Penyidik berhasil menuntaskan berkas perkara terhadap MH, salah satu aktor utama kasus tambang ilegal di Kawasan Taman Hutan Raya (Tahura) Bukit Soeharto. Kasus ini berkaitan dengan praktik penambangan batu bara ilegal yang dilakukan oleh MH dan beberapa operator alat berat lainnya pada 2022. Penyidikan terhadap MH menunjukkan bahwa ia berperan sebagai pemodal sekaligus penanggung jawab kegiatan penambangan ilegal tersebut.
Penuntasan penyidikan MH menjadi bukti komitmen aparat penegak hukum dalam mengungkap jaringan penambangan ilegal di kawasan hutan. Hal ini disambut dengan sinergitas yang lebih baik antara Balai Penegakan Hukum Kehutanan Wilayah Kalimantan dan Bareskrim Mabes Polri, serta Kejaksaan Tinggi Kalimantan Timur.

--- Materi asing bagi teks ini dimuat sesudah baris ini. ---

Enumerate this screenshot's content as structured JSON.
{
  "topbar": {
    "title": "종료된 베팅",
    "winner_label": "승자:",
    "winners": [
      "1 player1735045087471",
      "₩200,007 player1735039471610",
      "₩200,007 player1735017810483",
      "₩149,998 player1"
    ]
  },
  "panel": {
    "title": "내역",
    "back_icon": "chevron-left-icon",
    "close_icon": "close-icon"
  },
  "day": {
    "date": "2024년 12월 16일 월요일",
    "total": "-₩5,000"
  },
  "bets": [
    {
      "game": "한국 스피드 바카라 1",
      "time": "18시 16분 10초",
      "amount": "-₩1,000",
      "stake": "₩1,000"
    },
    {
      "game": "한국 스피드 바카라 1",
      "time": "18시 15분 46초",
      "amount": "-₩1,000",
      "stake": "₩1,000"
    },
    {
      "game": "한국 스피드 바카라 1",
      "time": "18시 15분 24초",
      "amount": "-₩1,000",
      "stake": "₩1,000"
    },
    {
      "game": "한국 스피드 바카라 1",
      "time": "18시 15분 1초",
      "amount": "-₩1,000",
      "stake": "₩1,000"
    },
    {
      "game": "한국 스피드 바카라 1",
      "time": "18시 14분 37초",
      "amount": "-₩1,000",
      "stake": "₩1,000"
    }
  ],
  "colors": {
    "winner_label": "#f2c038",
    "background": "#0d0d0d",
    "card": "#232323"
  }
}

Direktur Jenderal Penegakan Hukum Kehutanan, Dwi Januanto Nugroho, menyatakan bahwa penegakan hukum terhadap praktik tambang ilegal di kawasan konservasi Tahura Bukit Soeharto akan terus dilakukan secara konsisten. Kawasan tersebut sekarang masuk dalam delineasi Ibu Kota Nusantara.

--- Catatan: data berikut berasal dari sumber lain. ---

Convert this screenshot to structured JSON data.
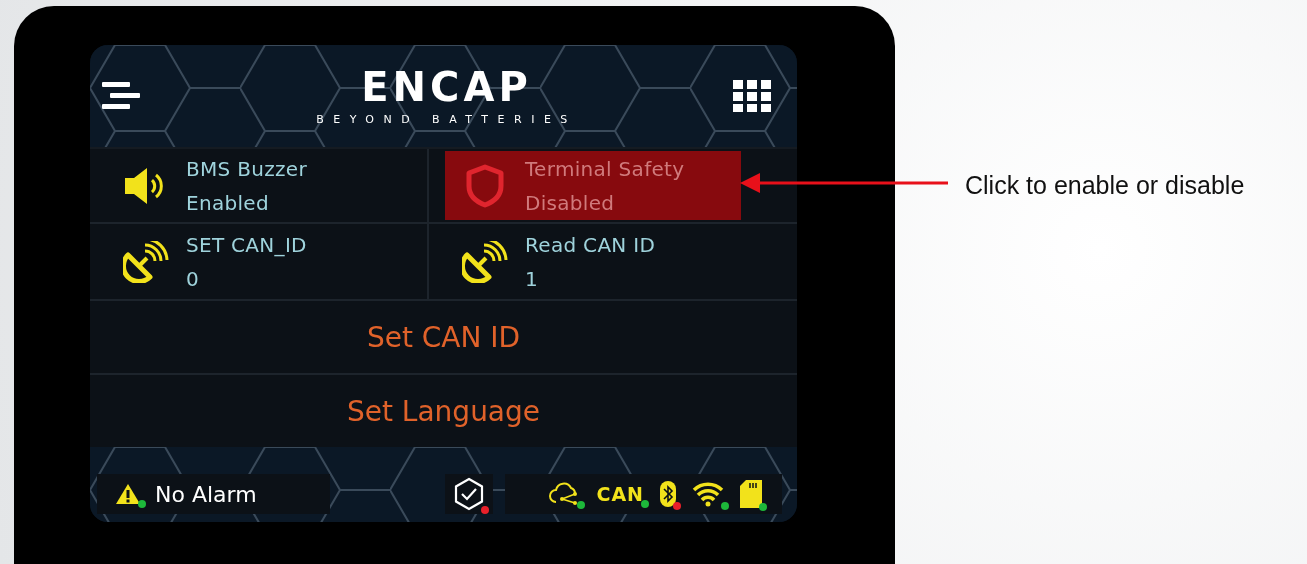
{
  "header": {
    "logo": "ENCAP",
    "tagline": "BEYOND BATTERIES"
  },
  "tiles": [
    {
      "kind": "speaker",
      "title": "BMS Buzzer",
      "value": "Enabled",
      "highlighted": false
    },
    {
      "kind": "shield",
      "title": "Terminal Safety",
      "value": "Disabled",
      "highlighted": true
    },
    {
      "kind": "dish",
      "title": "SET CAN_ID",
      "value": "0",
      "highlighted": false
    },
    {
      "kind": "dish",
      "title": "Read CAN ID",
      "value": "1",
      "highlighted": false
    }
  ],
  "buttons": [
    "Set CAN ID",
    "Set Language"
  ],
  "footer": {
    "alarm": {
      "text": "No Alarm",
      "color": "#1db83a"
    },
    "security": {
      "color": "#e8202a"
    },
    "indicators": [
      {
        "kind": "cloud",
        "color": "#1db83a"
      },
      {
        "kind": "can",
        "label": "CAN",
        "color": "#1db83a"
      },
      {
        "kind": "bluetooth",
        "color": "#e8202a"
      },
      {
        "kind": "wifi",
        "color": "#1db83a"
      },
      {
        "kind": "sdcard",
        "color": "#1db83a"
      }
    ]
  },
  "annotation": {
    "text": "Click to enable or disable"
  }
}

MH diduga menyuruh operator alat berat untuk melakukan aktivitas penambangan batubara ilegal di kawasan Tahura Bukit Soeharto pada 2022. Penyidik berhasil menemukan bukti yang cukup untuk mengungkap kasus ini, sehingga Kejaksaan Tinggi Kalimantan Timur dapat menyatakan berkas perkara terhadap MH.
MH akan diserahterimakan kepada Kejaksaan Tinggi Kalimantan Timur untuk proses penuntutan di persidangan. Proses penyidikan terhadap MH merupakan tindak lanjut dari operasi tangkap tangan (OTT) yang dilakukan Tim Operasi SPORC Brigade Enggang Kalimantan Timur.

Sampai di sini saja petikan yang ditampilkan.